É disso que falamos quando falamos de maturidade do dado no teu Data Center: quanta organização existe por detrás de toda essa informação, quanto confias nela para tomar decisões e até que ponto ela te permite avançar para uma operação mais automatizada e menos heroica.
Preparámos um teste de maturidade do dado precisamente para isso: para que possas ver em que ponto estás e o que implica não saíres daí.
Do “cada um com o seu Excel” a um modelo de gestão baseado em dados
Em muitos projetos encontramos o mesmo ponto de partida: um Data Center cheio de sistemas, mas com a informação espalhada como se fosse um puzzle.
O inventário vive num Excel que só duas pessoas atualizam. O layout “definitivo” está num PDF que ninguém quer modificar. Os alarmes são vistos num sistema, os consumos noutro, as mudanças são tratadas por e-mail e o que realmente está a acontecer entende-se perguntando pelos corredores. Visto de fora, tudo parece bastante profissional; por dentro, sabe-se que qualquer mudança importante exige quase uma coreografia manual.
Quando entra um DCiM pela primeira vez, o filme melhora: finalmente há um sítio onde ver o que tens, em que estado está, quanta energia consomes, que capacidade ainda te resta. Contamos isso em detalhe em artigos como "Como escolher o melhor DCiM", onde explicamos porque escolher bem essa ferramenta faz a diferença entre ficar na mesma… ou começar a jogar noutra liga
Mas é aqui que aparece a primeira armadilha: acreditar que, só por instalar um DCiM, já “amadureceste o dado”. Se as decisões importantes continuam a ser tomadas fora do sistema, em folhas de cálculo, reuniões eternas ou cadeias de e-mails, o DCiM corre o risco de se transformar num visor caro. Vê-se tudo muito bem, mas não manda.

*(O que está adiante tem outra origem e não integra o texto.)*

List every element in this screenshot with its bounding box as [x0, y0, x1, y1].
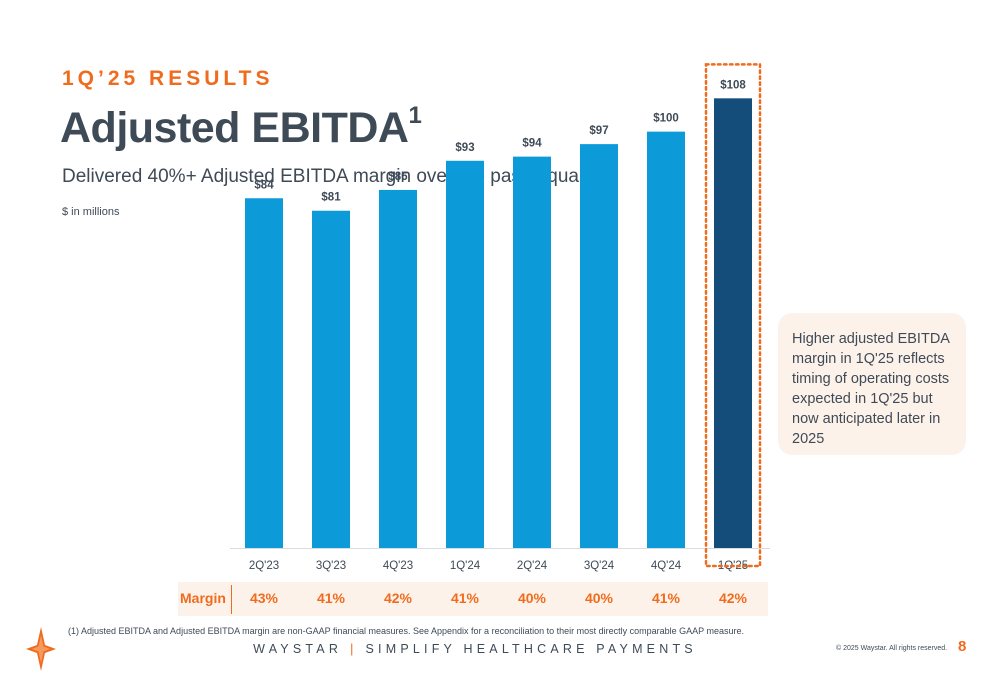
title-footnote-marker: 1 [408, 101, 422, 129]
slide-title-text: Adjusted EBITDA [60, 104, 409, 152]
bar-data-label-6: $100 [653, 113, 679, 125]
bar-data-label-5: $97 [589, 125, 608, 137]
bar-5 [580, 144, 618, 549]
page-number: 8 [958, 638, 967, 655]
callout-box: Higher adjusted EBITDA margin in 1Q'25 r… [778, 313, 966, 455]
x-tick-label-4: 2Q'24 [517, 560, 548, 572]
bar-6 [647, 131, 685, 549]
section-eyebrow: 1Q’25 RESULTS [62, 67, 274, 90]
bar-4 [513, 156, 551, 549]
margin-value-5: 40% [584, 590, 614, 606]
bar-data-label-7: $108 [720, 79, 746, 91]
waystar-logo-icon [26, 627, 56, 671]
margin-value-2: 42% [383, 590, 413, 606]
bar-3 [446, 160, 484, 549]
footer-tagline-text: SIMPLIFY HEALTHCARE PAYMENTS [365, 642, 697, 656]
bar-2 [379, 189, 417, 548]
margin-row-background [178, 582, 768, 616]
units-note: $ in millions [62, 206, 120, 218]
margin-value-3: 41% [450, 590, 480, 606]
footer-tagline: WAYSTAR | SIMPLIFY HEALTHCARE PAYMENTS [0, 642, 1000, 656]
bar-data-label-0: $84 [254, 179, 274, 191]
x-tick-label-1: 3Q'23 [316, 560, 346, 572]
bar-data-label-1: $81 [321, 192, 341, 204]
bar-7 [714, 98, 752, 548]
x-tick-label-3: 1Q'24 [450, 560, 481, 572]
margin-value-4: 40% [517, 590, 547, 606]
margin-value-0: 43% [249, 590, 279, 606]
bar-data-label-2: $86 [388, 171, 407, 183]
x-tick-label-2: 4Q'23 [383, 560, 413, 572]
bar-0 [245, 198, 283, 548]
margin-value-1: 41% [316, 590, 346, 606]
bar-data-label-3: $93 [455, 142, 474, 154]
x-tick-label-0: 2Q'23 [249, 560, 279, 572]
footer-separator: | [350, 642, 358, 656]
margin-row-divider [231, 585, 232, 614]
x-tick-label-5: 3Q'24 [584, 560, 615, 572]
footer-brand: WAYSTAR [253, 642, 343, 656]
slide-title: Adjusted EBITDA1 [60, 101, 422, 153]
bar-data-label-4: $94 [522, 138, 542, 150]
margin-value-7: 42% [718, 590, 748, 606]
margin-row-label: Margin [180, 590, 226, 606]
x-tick-label-6: 4Q'24 [651, 560, 682, 572]
highlight-outline [704, 63, 762, 568]
copyright-notice: © 2025 Waystar. All rights reserved. [836, 645, 948, 652]
bar-1 [312, 210, 350, 548]
margin-value-6: 41% [651, 590, 681, 606]
callout-text: Higher adjusted EBITDA margin in 1Q'25 r… [792, 331, 950, 447]
footnote: (1) Adjusted EBITDA and Adjusted EBITDA … [68, 626, 745, 636]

Quando o dado começa a mandar e a operação respira
O verdadeiro ponto de viragem chega quando os processos do dia a dia passam a viver dentro da ferramenta, e não em volta dela. Vemos isso com muita clareza em projetos onde a "implantación del DCiM": é bem feita: mudanças, movimentações, ativações e desativações, tarefas com terceiros, gestão de capacidade… tudo deixa rasto, está orquestrado e apoia-se num modelo de dados coerente.
Nesse momento começam a acontecer coisas muito interessantes:
- A equipa deixa de depender tanto da “memória” de certas pessoas.
- As discussões sobre qual é o dado correto reduzem-se drasticamente.
- Os erros humanos começam a diminuir, simplesmente porque o próprio sistema te guia.
É também o momento em que podes começar a usar o dado para algo mais do que ver uma imagem bonita: para medir, comparar, justificar. E se, além disso, o ligas a objetivos de eficiência energética, o salto é ainda maior. Falamos disso em detalhe em "O DCiM como caminho para a eficiência energética", onde explicamos porque um modelo de gestão baseado em DCIM é quase obrigatório se queres melhorar o PUE e manter certificações como a ISO 50001 sem morrer na tentativa.
A partir daí, as conversas com a direção mudam. Já não vais com “achamos que deveríamos…”, vais com “os dados mostram que, se não fizermos isto, o risco é este e o impacto económico será aquele”. Deixas de jogar no terreno da opinião e passas a jogar no terreno da evidência.
Histórias que já estão a acontecer, do caos controlado à operação otimizada
Quando falamos de maturidade do dado, não o fazemos a partir da teoria, mas de projetos reais. Um bom exemplo é o caso da ARSAT, onde ajudámos a implementar um modelo de gestão baseado em DCIM que levou o seu Data Center ao topo da “pirâmide de maturidade da operação”. Eles próprios contam isso no artigo “ "El DCiM en ARSAT le lleva a la optimización de su Data Center" menos erros na operação diária, mais visibilidade, maior capacidade de antecipar problemas antes que afetem o serviço.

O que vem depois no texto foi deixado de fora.